Foreign investment in China’s stock markets started to rise rapidly after their shares were included in the MSCI and FTSE indexes, said Fang Xinghai, vice chairman of the China Securities Regulatory Commission (CSRC).
The proportion of foreign holdings in Chinese stocks currently stands at 5%, he added in a panel session at the Boao Forum, which Beijing is trying to promote as Asia’s answer to the World Economic Forum in Davos
Foreign investors in Chinese listed companies are still subject to a 30% ownership cap and have limited derivatives tools at their disposal in Chinese markets.
China has a shortage of mature value investors and foreign investors will fill the gap, said Fang.
He added that the CSRC is paying “close attention” to large inflows and outflows of foreign funds in Chinese stock markets and that China would create conditions to attract more foreign investment in equities.

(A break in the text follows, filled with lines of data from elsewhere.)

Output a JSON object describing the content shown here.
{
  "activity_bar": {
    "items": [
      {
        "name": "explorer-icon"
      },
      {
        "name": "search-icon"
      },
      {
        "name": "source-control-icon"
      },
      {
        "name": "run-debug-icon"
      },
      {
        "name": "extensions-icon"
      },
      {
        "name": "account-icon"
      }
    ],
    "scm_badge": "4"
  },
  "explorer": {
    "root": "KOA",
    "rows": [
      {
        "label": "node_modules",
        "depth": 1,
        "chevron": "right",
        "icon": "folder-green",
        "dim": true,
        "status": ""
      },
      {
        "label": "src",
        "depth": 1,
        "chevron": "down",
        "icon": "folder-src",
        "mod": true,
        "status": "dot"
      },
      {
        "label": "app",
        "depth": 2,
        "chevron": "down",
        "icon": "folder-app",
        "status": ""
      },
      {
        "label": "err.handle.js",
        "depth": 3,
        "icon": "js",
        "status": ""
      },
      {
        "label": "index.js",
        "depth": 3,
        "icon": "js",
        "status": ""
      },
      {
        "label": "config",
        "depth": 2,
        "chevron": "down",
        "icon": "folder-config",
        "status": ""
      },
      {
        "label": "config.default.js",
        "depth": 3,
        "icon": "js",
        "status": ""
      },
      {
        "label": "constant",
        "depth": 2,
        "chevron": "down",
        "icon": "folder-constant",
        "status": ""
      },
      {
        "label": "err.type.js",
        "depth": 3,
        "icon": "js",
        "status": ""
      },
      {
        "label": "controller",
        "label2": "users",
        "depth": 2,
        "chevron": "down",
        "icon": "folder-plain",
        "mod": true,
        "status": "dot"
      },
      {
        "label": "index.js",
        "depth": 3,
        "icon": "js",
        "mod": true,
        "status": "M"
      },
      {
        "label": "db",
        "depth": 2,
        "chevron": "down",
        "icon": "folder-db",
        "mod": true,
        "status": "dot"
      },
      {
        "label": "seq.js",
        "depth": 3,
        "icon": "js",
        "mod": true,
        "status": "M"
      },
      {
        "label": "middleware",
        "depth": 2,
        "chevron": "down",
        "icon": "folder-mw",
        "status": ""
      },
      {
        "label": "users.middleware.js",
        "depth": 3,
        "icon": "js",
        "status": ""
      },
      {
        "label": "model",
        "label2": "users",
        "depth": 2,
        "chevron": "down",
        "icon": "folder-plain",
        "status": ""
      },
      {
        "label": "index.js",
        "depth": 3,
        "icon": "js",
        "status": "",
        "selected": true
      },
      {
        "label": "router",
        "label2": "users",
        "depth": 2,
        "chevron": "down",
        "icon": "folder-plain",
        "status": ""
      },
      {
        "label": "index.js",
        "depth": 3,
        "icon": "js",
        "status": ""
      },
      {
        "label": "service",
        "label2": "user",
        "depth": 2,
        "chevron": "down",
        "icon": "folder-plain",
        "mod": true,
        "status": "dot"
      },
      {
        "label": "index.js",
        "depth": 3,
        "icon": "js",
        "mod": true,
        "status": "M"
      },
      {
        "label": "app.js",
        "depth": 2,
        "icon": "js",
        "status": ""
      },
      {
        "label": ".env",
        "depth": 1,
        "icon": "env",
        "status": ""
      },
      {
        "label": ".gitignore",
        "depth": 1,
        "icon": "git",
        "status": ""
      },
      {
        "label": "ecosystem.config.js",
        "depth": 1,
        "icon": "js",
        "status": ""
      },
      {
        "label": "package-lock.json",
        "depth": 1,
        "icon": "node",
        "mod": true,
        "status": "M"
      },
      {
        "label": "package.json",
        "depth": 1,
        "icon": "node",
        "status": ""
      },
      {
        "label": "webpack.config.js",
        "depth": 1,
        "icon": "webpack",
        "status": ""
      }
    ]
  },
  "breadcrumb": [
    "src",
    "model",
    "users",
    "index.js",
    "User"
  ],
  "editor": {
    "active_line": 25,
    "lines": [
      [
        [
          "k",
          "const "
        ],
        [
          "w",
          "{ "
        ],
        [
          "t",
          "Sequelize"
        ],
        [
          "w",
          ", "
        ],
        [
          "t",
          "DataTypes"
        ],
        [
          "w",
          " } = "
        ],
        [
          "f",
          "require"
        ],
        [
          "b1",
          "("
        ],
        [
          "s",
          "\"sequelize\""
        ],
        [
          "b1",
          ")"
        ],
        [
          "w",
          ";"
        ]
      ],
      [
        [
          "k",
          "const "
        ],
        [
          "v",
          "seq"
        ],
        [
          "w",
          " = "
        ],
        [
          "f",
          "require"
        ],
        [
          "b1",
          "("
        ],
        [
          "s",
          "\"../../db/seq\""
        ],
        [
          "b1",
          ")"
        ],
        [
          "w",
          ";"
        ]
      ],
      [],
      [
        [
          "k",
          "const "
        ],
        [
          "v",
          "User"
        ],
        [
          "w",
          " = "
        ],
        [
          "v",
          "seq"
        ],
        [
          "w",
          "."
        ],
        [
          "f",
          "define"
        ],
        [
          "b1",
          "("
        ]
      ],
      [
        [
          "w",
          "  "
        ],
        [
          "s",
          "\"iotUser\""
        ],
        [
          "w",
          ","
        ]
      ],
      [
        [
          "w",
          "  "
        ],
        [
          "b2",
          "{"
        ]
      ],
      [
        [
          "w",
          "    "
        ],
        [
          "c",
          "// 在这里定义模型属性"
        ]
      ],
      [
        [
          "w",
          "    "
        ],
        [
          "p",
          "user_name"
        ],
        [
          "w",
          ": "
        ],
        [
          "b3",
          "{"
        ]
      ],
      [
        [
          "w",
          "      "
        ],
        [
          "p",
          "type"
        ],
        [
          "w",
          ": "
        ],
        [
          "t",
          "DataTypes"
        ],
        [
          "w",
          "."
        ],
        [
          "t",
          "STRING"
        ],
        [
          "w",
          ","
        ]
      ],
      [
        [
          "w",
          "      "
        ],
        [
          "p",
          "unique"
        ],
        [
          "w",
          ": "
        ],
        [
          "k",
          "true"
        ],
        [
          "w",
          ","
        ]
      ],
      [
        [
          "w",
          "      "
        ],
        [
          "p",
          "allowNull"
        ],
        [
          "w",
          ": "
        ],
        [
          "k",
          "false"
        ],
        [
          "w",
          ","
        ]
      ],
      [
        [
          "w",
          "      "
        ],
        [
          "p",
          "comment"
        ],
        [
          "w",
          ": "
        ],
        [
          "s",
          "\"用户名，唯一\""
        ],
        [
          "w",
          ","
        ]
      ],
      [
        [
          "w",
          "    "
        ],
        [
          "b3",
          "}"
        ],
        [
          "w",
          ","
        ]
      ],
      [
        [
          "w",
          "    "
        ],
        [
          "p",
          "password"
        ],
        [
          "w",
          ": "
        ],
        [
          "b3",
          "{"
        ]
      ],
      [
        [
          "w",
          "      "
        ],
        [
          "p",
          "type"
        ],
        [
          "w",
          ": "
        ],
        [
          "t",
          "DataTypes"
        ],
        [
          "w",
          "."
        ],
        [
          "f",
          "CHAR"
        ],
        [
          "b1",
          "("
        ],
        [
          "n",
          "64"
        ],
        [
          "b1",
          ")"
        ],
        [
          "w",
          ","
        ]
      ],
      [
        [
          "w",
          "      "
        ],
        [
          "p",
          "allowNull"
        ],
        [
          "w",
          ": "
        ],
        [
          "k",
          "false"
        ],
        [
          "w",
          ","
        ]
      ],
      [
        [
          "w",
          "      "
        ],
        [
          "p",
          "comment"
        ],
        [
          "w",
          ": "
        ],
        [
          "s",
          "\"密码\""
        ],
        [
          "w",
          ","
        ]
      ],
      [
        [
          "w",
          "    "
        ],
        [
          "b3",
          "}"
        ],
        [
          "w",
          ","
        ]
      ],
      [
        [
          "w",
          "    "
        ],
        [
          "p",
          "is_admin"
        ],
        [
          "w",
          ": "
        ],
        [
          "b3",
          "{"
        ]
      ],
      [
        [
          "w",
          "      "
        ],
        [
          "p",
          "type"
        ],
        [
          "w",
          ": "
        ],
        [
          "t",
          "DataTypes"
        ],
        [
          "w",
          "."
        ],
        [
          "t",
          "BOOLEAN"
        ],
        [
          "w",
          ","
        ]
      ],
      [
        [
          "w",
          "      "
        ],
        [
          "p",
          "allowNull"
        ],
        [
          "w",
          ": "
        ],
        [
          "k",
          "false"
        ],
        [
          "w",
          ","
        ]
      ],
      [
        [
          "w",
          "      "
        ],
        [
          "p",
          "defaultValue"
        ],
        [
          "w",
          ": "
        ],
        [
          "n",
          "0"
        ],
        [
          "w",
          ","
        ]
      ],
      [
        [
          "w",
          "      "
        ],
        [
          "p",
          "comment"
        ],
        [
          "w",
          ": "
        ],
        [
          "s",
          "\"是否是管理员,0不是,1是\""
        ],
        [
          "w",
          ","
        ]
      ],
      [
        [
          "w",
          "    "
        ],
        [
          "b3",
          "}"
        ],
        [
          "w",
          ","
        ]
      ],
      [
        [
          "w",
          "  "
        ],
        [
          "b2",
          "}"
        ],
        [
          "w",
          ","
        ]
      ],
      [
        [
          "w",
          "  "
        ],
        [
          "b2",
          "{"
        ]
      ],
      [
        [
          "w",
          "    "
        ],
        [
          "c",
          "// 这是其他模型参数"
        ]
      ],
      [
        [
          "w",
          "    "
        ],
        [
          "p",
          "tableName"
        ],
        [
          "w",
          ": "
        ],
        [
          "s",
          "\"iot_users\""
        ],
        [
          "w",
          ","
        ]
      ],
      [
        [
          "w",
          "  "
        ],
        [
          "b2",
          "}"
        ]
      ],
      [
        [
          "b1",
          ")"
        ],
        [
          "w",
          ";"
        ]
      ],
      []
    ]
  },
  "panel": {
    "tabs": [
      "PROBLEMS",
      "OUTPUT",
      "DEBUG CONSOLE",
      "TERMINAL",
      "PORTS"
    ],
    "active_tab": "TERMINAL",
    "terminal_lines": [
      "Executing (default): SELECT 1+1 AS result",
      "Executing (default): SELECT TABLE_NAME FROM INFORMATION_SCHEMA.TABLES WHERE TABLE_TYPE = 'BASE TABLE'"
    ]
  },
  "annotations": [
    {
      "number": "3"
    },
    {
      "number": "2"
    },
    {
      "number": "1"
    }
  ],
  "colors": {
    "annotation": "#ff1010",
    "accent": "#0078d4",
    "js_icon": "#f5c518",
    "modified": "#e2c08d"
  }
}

The CSRC is confident of keeping China’s capital markets stable as the country opens them up, said Fang, adding that the regulator will take precautionary measures to head off risks and maintain daily quotas on foreign investment.
Meanwhile, Xuan Changneng, deputy administrator of the State Administration of Foreign Exchange (SAFE), said on the same panel that SAFE would also keep up regular monitoring of cross-border capital inflows.
External factors for China’s currency, the yuan, to appreciate are weakening, he added.
The yuan gained more than 6% against the dollar in 2020 as China made a comparatively speedy recovery from the coronavirus outbreak and in January this year hit its strongest level since June 2018 at about 6.42 yuan.
The currency is currently trading around 6.51 yuan to the dollar.